I want to create my compose files without storing passwords and api tokens in them.
I’m not running in swarm mode and don’t wan’t to.
Looking at all the answers, some says that I should use environment variables (but seems to be unsecure) or use secrets in compose file.
What I don’t understand with secrets is how to use them in every compose/containers ?
Some of them have FILE or FILE_ environment variables which are able to read passwords from files.
The others don’t expose such environment variables.
So, lets’ say I want to secure my duckdns API token, wll this compose file be ok ?
A secret is just a file mounted in read-only mode via tempfs mount point. The image must support to read the secret from the file, thus you can not just point an environment variable to a secret (file) and expect it to read the content automatically. If reading a secret from a file is supported by an image, it should be mentioned in the dockerhub description.

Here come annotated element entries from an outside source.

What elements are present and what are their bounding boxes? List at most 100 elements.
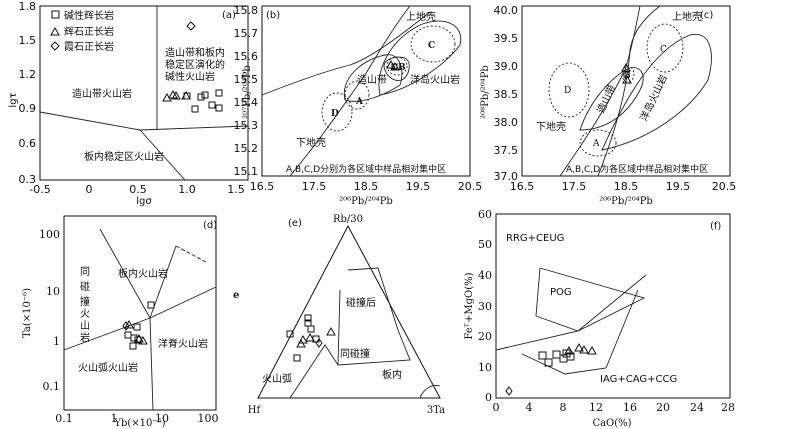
data-point-triangle [124,319,134,329]
region-label: D [331,109,339,119]
region-label: 火 [80,308,90,320]
region-label: 下地壳 [296,136,326,149]
tick-label: 60 [478,208,492,221]
region-label: D [564,86,571,96]
tick-label: 17.5 [302,180,327,193]
data-point-triangle [587,345,597,355]
region-label: 洋岛火山岩 [637,72,670,123]
region-label: IAG+CAG+CCG [600,374,677,385]
panel-b-xlabel: ²⁰⁶Pb/²⁰⁴Pb [339,196,393,207]
tick-label: 37.5 [494,144,519,157]
panel-e-tag: (e) [288,218,302,229]
tick-label: 15.3 [234,119,259,132]
panel-a-yticks: 1.8 1.5 1.2 0.9 0.6 0.3 [19,0,37,186]
boundary-line [99,228,151,319]
data-point-diamond [122,321,130,331]
panel-f: (f) Feᵀ+MgO(%) CaO(%) 0 4 8 12 16 20 24 … [464,208,735,429]
panel-f-frame [495,213,731,399]
data-point-square [124,331,132,339]
data-point-diamond [315,338,323,348]
panel-b-frame [261,5,471,177]
boundary-line [289,344,339,399]
region-label: 洋岛火山岩 [410,73,460,86]
tick-label: 1.0 [178,183,196,196]
orogen-field [343,54,403,102]
panel-d: (d) Ta(×10⁻⁶) Yb(×10⁻⁶) 0.1 1 10 100 100… [22,215,219,429]
panel-c-yticks: 40.0 39.5 39.0 38.5 38.0 37.5 37.0 [494,4,519,183]
tick-label: 28 [721,401,735,414]
region-label: 造山带和板内 [165,46,225,59]
tick-label: 15.8 [234,4,259,17]
region-label: A [355,97,364,107]
tick-label: 15.5 [234,73,259,86]
data-point-square [183,92,191,100]
tick-label: 0.9 [19,102,37,115]
tick-label: 15.4 [234,96,259,109]
oib-field [378,20,462,96]
panel-b: (b) ²⁰⁷Pb/²⁰⁴Pb ²⁰⁶Pb/²⁰⁴Pb 16.5 17.5 18… [234,4,483,207]
panel-d-xticks: 0.1 1 10 100 [55,412,218,425]
tick-label: 20 [478,330,492,343]
region-label: 造山带 [594,83,618,116]
panel-f-xlabel: CaO(%) [592,418,631,429]
region-label: 板内稳定区火山岩 [84,150,164,163]
boundary-line [559,5,641,177]
tick-label: 10 [155,412,169,425]
tick-label: 40.0 [494,4,519,17]
overlap-field [383,56,410,81]
panel-f-ylabel: Feᵀ+MgO(%) [464,272,475,339]
region-label: 上地壳 [672,10,702,23]
data-point-square [538,351,547,360]
region-A [579,129,617,157]
boundary-line [261,11,431,96]
panel-a-xticks: -0.5 0 0.5 1.0 1.5 [29,183,244,196]
diamond-marker-icon [50,41,60,51]
tick-label: 0.6 [19,137,37,150]
panel-a-xlabel: lgσ [136,196,152,207]
tick-label: 100 [39,228,60,241]
region-label: 造山带 [357,73,387,86]
tick-label: 10 [478,361,492,374]
data-point-square [286,330,294,338]
tick-label: 17.5 [562,180,587,193]
vertex-label: 3Ta [427,405,445,416]
region-label: POG [550,287,572,298]
tick-label: 0 [485,391,492,404]
tick-label: 1.5 [227,183,245,196]
region-C [646,23,684,73]
panel-c-ylabel: ²⁰⁸Pb/²⁰⁴Pb [480,65,491,119]
boundary-line [149,286,217,319]
tick-label: 0.1 [55,412,73,425]
panel-d-frame [63,215,217,411]
oib-field [601,33,712,151]
panel-b-tag: (b) [266,10,280,21]
tick-label: 100 [198,412,219,425]
tick-label: 38.0 [494,116,519,129]
tick-label: 19.5 [406,180,431,193]
dashed-boundary [175,245,207,263]
tick-label: 38.5 [494,88,519,101]
region-label: 稳定区演化的 [165,58,225,71]
boundary-line [337,289,411,366]
data-point-triangle [171,90,181,100]
data-point-square [147,301,155,309]
tick-label: 50 [478,238,492,251]
region-label: 碱性火山岩 [165,70,215,83]
boundary-line [63,317,151,351]
vertex-label: Rb/30 [333,214,363,225]
square-marker-icon [51,10,60,19]
tick-label: 37.0 [494,170,519,183]
region-A [344,80,370,110]
data-point-square [304,314,312,322]
panel-c-tag: (c) [700,10,713,21]
region-label: RRG+CEUG [506,233,564,244]
ternary-frame [257,224,441,399]
region-label: 碰撞后 [346,296,376,309]
tick-label: 0 [493,401,500,414]
panel-f-yticks: 60 50 40 30 20 10 0 [478,208,492,404]
region-label: 火山弧火山岩 [78,361,138,374]
triangle-marker-icon [50,26,60,36]
tick-label: 20 [656,401,670,414]
data-points [621,62,632,84]
region-D [548,62,590,118]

In case of doubte, re-read the dockerhub description and check whether it supports reading secrets from a file.
Note: On a single node docker instance, a secret is not really more secure than binding the file as volume in read-only mode. It’s a whole different thing on a multi node swarm cluster, where secrets are distributed encrypted amongst the nodes, and only accessible in clear-text once mounted inside a container.

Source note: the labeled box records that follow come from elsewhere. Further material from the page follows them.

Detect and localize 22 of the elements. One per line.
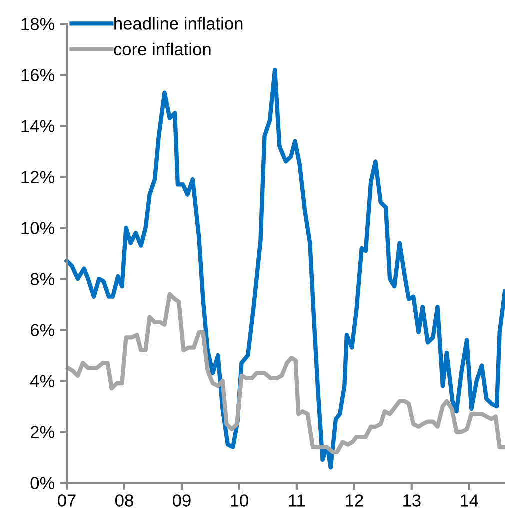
x-tick-label: 07 bbox=[58, 494, 76, 507]
line-series bbox=[64, 68, 505, 470]
x-tick-label: 14 bbox=[461, 494, 479, 507]
y-tick-label: 4% bbox=[30, 375, 55, 388]
x-tick-label: 13 bbox=[404, 494, 421, 507]
y-tick-label: 8% bbox=[30, 273, 55, 286]
y-tick-label: 0% bbox=[30, 477, 55, 490]
y-tick-label: 10% bbox=[22, 222, 55, 234]
legend-label: core inflation bbox=[114, 42, 211, 56]
x-tick-label: 08 bbox=[116, 494, 134, 507]
y-tick-label: 6% bbox=[30, 324, 55, 336]
x-tick-label: 09 bbox=[172, 494, 191, 507]
legend-label: headline inflation bbox=[114, 17, 243, 30]
y-tick-label: 2% bbox=[30, 426, 55, 438]
y-tick-label: 12% bbox=[22, 171, 55, 184]
y-tick-label: 16% bbox=[22, 69, 55, 82]
line-series bbox=[66, 292, 505, 454]
x-tick-label: 10 bbox=[231, 494, 248, 507]
y-tick-label: 18% bbox=[22, 18, 55, 30]
y-tick-label: 14% bbox=[22, 120, 55, 132]
x-tick-label: 11 bbox=[289, 494, 306, 507]
x-tick-label: 12 bbox=[346, 494, 364, 507]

Thanks for your answer, this is what i thought regarding to all what i read.
So, is there a good way to manage passwords etc through compose files without using swarm mode ?
What is the best practice / most common practice ?

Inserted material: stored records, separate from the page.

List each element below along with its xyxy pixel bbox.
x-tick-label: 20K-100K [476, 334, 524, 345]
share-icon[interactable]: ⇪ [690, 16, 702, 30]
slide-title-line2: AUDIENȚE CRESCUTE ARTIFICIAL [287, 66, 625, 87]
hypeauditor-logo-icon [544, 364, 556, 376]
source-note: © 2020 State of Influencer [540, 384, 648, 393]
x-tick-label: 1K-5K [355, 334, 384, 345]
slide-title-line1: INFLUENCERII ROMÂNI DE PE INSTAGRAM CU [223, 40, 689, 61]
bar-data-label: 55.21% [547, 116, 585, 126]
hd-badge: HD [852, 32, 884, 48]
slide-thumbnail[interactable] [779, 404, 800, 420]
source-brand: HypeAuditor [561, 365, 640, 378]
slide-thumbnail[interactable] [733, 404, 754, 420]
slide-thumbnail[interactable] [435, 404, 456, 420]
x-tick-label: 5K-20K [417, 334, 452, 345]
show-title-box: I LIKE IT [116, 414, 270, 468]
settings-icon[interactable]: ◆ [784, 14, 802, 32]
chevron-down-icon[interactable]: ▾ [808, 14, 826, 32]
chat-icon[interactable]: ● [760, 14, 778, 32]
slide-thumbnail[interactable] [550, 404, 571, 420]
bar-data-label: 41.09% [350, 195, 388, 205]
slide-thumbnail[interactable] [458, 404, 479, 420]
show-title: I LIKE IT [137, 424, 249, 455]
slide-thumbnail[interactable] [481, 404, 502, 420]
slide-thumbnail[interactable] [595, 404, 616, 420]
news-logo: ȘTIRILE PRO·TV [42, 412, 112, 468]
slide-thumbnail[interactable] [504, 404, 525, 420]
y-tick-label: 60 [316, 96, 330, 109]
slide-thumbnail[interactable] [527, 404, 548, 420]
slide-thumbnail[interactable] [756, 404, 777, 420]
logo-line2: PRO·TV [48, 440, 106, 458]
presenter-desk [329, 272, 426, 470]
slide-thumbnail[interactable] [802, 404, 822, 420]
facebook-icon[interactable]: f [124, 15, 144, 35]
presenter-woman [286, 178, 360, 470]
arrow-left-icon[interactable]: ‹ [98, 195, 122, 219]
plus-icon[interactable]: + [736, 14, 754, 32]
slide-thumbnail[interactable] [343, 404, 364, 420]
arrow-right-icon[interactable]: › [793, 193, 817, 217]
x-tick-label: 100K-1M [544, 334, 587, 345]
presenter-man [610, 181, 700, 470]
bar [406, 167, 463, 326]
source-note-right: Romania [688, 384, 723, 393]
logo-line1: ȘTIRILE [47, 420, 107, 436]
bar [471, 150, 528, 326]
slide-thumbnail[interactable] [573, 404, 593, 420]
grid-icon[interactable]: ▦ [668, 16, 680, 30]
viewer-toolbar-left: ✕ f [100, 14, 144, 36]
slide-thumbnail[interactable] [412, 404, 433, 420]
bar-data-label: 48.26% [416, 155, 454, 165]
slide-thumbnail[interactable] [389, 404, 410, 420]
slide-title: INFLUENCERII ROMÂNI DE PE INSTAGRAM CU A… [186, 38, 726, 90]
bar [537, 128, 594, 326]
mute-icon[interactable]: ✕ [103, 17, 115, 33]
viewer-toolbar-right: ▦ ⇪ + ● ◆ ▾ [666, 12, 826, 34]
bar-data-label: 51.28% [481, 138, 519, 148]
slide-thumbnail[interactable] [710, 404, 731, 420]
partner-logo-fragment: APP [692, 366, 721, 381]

If you are an application developer and aim for best practices, you could implement logic in your application to use a secret manager like hasicorp vault, aws secret manager, azure key vault. Usually the secret manager to choose depends on your operational environment, or what you organization provides.
Though, if you are just an image maintainer or consumer, the common practice is what you already know: set credentials as environment variables, or if the image supports it as secret file. You can not prevent a container to access both kind of secrets.
Hi all. I know this is an old thread, but I am having same questions about storing sensitive credentials in the compose file. My setup is such that the compose files are only stored locally on my development pc, which isn’t publicly accessible. Sensitive info is never stored on the servers the docker services and applications are running on for my websites, load balancers and any server that is on a vps or are exposed to the public internet.
I execute the compose file from my dev pc commanline to create the service/app on the remote hosts using docker contexts.
In my view, this is safer than storing the info on the publicly accessible docker vps, server, or storing the credentials on a file (even .env file) on anywhere they can be breached. Is this the right, safer approach? Or am I mising something?
A container will always be able to access a secret, regardless whether it is available as environment variable, or as file. Be sure your application does not have a publicly accessible endpoint that allows to see environment variables and or the application configurations. For instance, it is perfectly possible to configure a (Java) Spring Boot actuator endpoint to leak those details.
In case the secret is stored in an environment variable, it will be stored as part of the container configuration, and can be extracted by a simple docker container inspect {container name or id} by everyone that has access the docker socket.